- Aline Davis Hays, from a 1933 newspaper.
- Born: Aline Julia Davis April 12, 1887 New York, US
- Died: June 3, 1944 (aged 57) New York, US
- Other name: Aline Davis Fleisher
- Occupations: Textile designer, organizer, pacifist, arts administrator
- Organization: League of Women Shoppers
- Known for: Consumer protection advocacy
- Movement: Women's poll tax repeal movement
- Spouse: Arthur Garfield Hays ​ ​(m. 1924)​
- Children: 3

= Aline Davis Hays =

American clothing designer, textile manufacturer, and arts promoter (1887–1944)
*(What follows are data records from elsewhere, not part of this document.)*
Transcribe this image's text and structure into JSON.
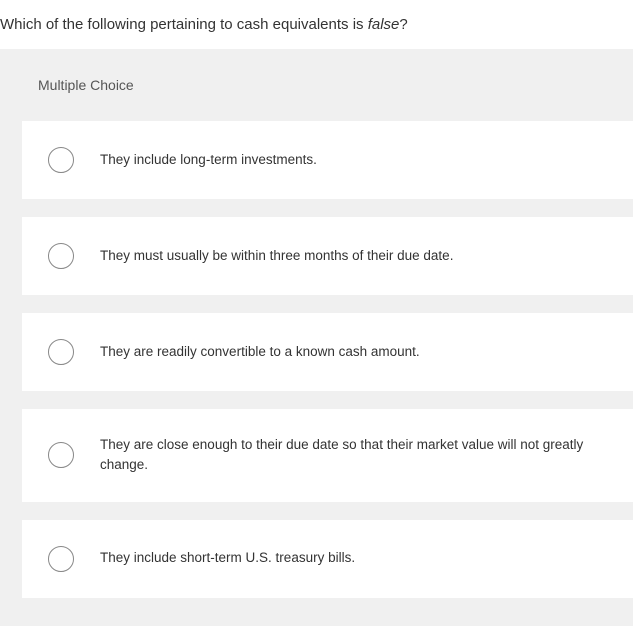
{
  "question": {
    "prefix": "Which of the following pertaining to cash equivalents is ",
    "italic": "false",
    "suffix": "?"
  },
  "section_label": "Multiple Choice",
  "options": [
    {
      "text": "They include long-term investments."
    },
    {
      "text": "They must usually be within three months of their due date."
    },
    {
      "text": "They are readily convertible to a known cash amount."
    },
    {
      "text": "They are close enough to their due date so that their market value will not greatly change."
    },
    {
      "text": "They include short-term U.S. treasury bills."
    }
  ],
  "colors": {
    "background": "#ffffff",
    "section_bg": "#f0f0f0",
    "text_primary": "#333333",
    "text_secondary": "#555555",
    "radio_border": "#888888"
  }
}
Aline Davis Hays (April 12, 1887 – June 3, 1944), born Aline Julia Davis, was an American clothing designer, textile manufacturer, and arts promoter, president of the League of Women Shoppers, a pro-labor consumers' rights organization.

== Early life ==
Aline Davis was born in New York, the daughter of Charles L. Davis and Julia Minzheimer Davis. Her parents were Jewish. She attended art school as a young woman, but left to marry her first husband.

== Career ==
Aline Fleisher was a clothing designer who made theatrical costumes in New York in the 1910s. She also wrote a suffrage pageant with Hazel MacKaye, which was performed at Carnegie Hall in March 1919. In 1922, she was one of the three organizers of the People's Art Assembly, an experimental art show in New York City intended to make art accessible to working people, with free admission and longer hours. She became a department store stylist in the late 1920s, and finding the available fabrics lacking, she began designing fashionable cotton prints for Ameritex-Sudanette. In 1933, she explained her belief that "Every woman who has any creative talent should foster and develop it, no matter what difficulty or opposition she may encounter."
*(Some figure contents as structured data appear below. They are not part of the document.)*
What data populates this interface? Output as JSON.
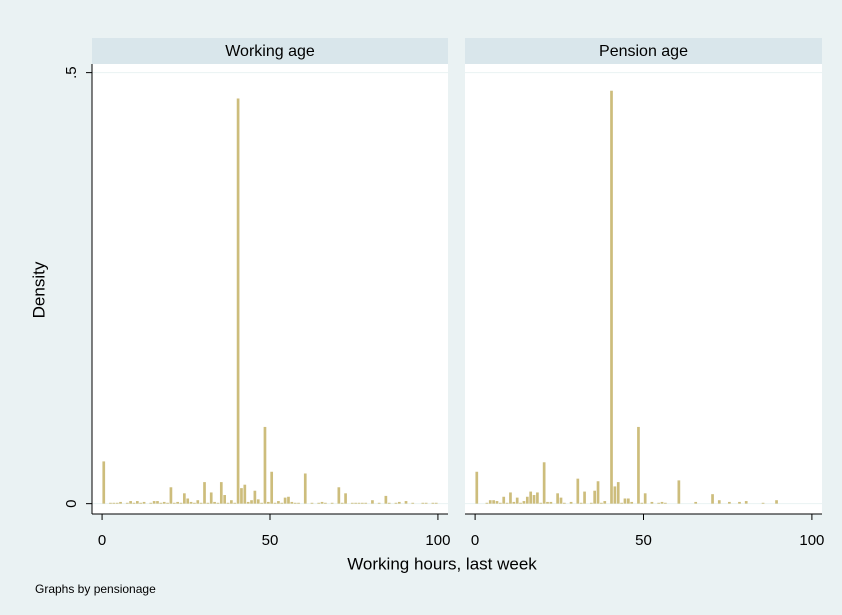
{
  "chart_data": [
    {
      "type": "histogram",
      "title": "Working age",
      "ylabel": "Density",
      "color": "#cdbd7c",
      "grid": true,
      "bins": [
        0,
        1,
        2,
        3,
        4,
        5,
        6,
        7,
        8,
        9,
        10,
        11,
        12,
        13,
        14,
        15,
        16,
        17,
        18,
        19,
        20,
        21,
        22,
        23,
        24,
        25,
        26,
        27,
        28,
        29,
        30,
        31,
        32,
        33,
        34,
        35,
        36,
        37,
        38,
        39,
        40,
        41,
        42,
        43,
        44,
        45,
        46,
        47,
        48,
        49,
        50,
        51,
        52,
        53,
        54,
        55,
        56,
        57,
        58,
        59,
        60,
        61,
        62,
        63,
        64,
        65,
        66,
        67,
        68,
        69,
        70,
        71,
        72,
        73,
        74,
        75,
        76,
        77,
        78,
        79,
        80,
        81,
        82,
        83,
        84,
        85,
        86,
        87,
        88,
        89,
        90,
        91,
        92,
        93,
        94,
        95,
        96,
        97,
        98,
        99,
        100
      ],
      "values": [
        0.049,
        0,
        0.001,
        0.001,
        0.001,
        0.002,
        0,
        0.001,
        0.003,
        0.001,
        0.003,
        0.001,
        0.002,
        0,
        0.001,
        0.003,
        0.003,
        0.001,
        0.002,
        0.001,
        0.019,
        0.001,
        0.002,
        0.001,
        0.012,
        0.006,
        0.002,
        0.001,
        0.004,
        0.001,
        0.025,
        0.001,
        0.013,
        0.002,
        0.001,
        0.025,
        0.01,
        0.001,
        0.004,
        0.001,
        0.47,
        0.018,
        0.022,
        0.002,
        0.004,
        0.015,
        0.005,
        0.001,
        0.089,
        0.002,
        0.037,
        0.001,
        0.003,
        0.001,
        0.007,
        0.008,
        0.002,
        0.001,
        0.001,
        0,
        0.035,
        0,
        0.001,
        0,
        0.001,
        0.002,
        0.001,
        0,
        0.001,
        0,
        0.019,
        0.001,
        0.012,
        0,
        0.001,
        0.001,
        0.001,
        0.001,
        0.001,
        0,
        0.004,
        0,
        0.001,
        0,
        0.009,
        0.001,
        0,
        0.001,
        0.002,
        0,
        0.003,
        0,
        0.001,
        0,
        0,
        0.001,
        0.001,
        0,
        0.001,
        0.001
      ],
      "xlim": [
        -3,
        103
      ],
      "xticks": [
        0,
        50,
        100
      ],
      "ylim": [
        -0.012,
        0.51
      ],
      "yticks": [
        0,
        {
          "value": 0.5,
          "label": ".5"
        }
      ]
    },
    {
      "type": "histogram",
      "title": "Pension age",
      "color": "#cdbd7c",
      "grid": true,
      "bins": [
        0,
        1,
        2,
        3,
        4,
        5,
        6,
        7,
        8,
        9,
        10,
        11,
        12,
        13,
        14,
        15,
        16,
        17,
        18,
        19,
        20,
        21,
        22,
        23,
        24,
        25,
        26,
        27,
        28,
        29,
        30,
        31,
        32,
        33,
        34,
        35,
        36,
        37,
        38,
        39,
        40,
        41,
        42,
        43,
        44,
        45,
        46,
        47,
        48,
        49,
        50,
        51,
        52,
        53,
        54,
        55,
        56,
        57,
        58,
        59,
        60,
        61,
        62,
        63,
        64,
        65,
        66,
        67,
        68,
        69,
        70,
        71,
        72,
        73,
        74,
        75,
        76,
        77,
        78,
        79,
        80,
        81,
        82,
        83,
        84,
        85,
        86,
        87,
        88,
        89,
        90,
        91,
        92,
        93,
        94,
        95,
        96,
        97,
        98,
        99,
        100
      ],
      "values": [
        0.037,
        0,
        0,
        0.001,
        0.004,
        0.004,
        0.003,
        0.001,
        0.008,
        0.001,
        0.013,
        0.002,
        0.007,
        0.001,
        0.003,
        0.008,
        0.014,
        0.01,
        0.013,
        0.001,
        0.048,
        0.002,
        0.002,
        0,
        0.012,
        0.007,
        0.001,
        0,
        0.002,
        0,
        0.029,
        0.001,
        0.014,
        0,
        0.001,
        0.015,
        0.026,
        0.001,
        0.003,
        0,
        0.479,
        0.02,
        0.025,
        0.001,
        0.006,
        0.006,
        0.002,
        0,
        0.089,
        0.001,
        0.012,
        0,
        0.002,
        0,
        0.001,
        0.002,
        0.001,
        0,
        0,
        0,
        0.027,
        0,
        0,
        0,
        0,
        0.002,
        0,
        0,
        0,
        0,
        0.011,
        0,
        0.004,
        0,
        0,
        0.002,
        0,
        0,
        0.002,
        0,
        0.003,
        0,
        0,
        0,
        0,
        0.001,
        0,
        0,
        0,
        0.004,
        0,
        0,
        0,
        0,
        0,
        0,
        0,
        0,
        0,
        0
      ],
      "xlim": [
        -3,
        103
      ],
      "xticks": [
        0,
        50,
        100
      ],
      "ylim": [
        -0.012,
        0.51
      ],
      "yticks": [
        0,
        {
          "value": 0.5,
          "label": ".5"
        }
      ]
    }
  ],
  "xlabel": "Working hours, last week",
  "note": "Graphs by pensionage"
}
In 1938, Hays was elected first president of the League of Women Shoppers, a consumer rights' organization she co-founded in 1935. She was arrested in 1936, for picketing a department store accused of unfair labor practices. Her name was mentioned in testimony before the House Special Committee on Un-American Activities in 1938, when political activist J. B. Matthews commented "Aline Davis Hays has supported a good many Communist-front organizations" based on her leadership of the League of Women Shoppers, her activities in peace and labor causes and the women's poll tax repeal movement, and her support for friends with Communist affiliation. She submitted an affidavit to the committee, disputing Matthews' comments.
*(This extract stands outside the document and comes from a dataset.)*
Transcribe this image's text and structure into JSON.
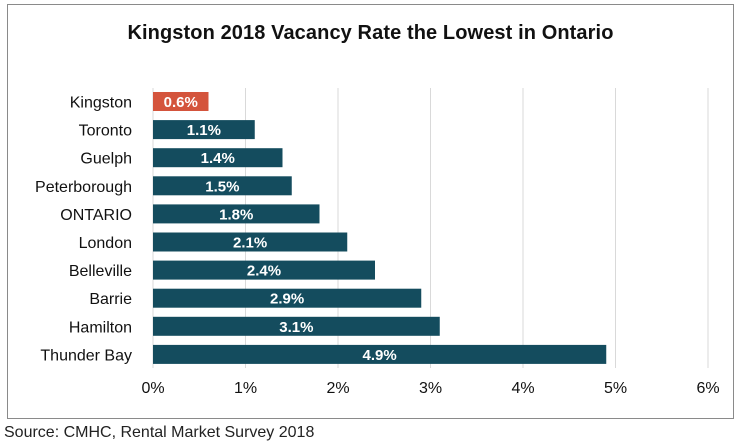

In 1941, she was co-founder of the Citizens' Committee for Government Arts Projects. She was also honorary chair of the American Peace Mobilization's New York council.

== Personal life ==
Aline Davis married Walter S. Fleisher in 1910. They had two children. She married civil rights lawyer Arthur Garfield Hays in 1924, as his second wife. They had a daughter, Jane. Jane married prominent American lawyer William J. Butler. She died in 1944, aged 57 years, in New York.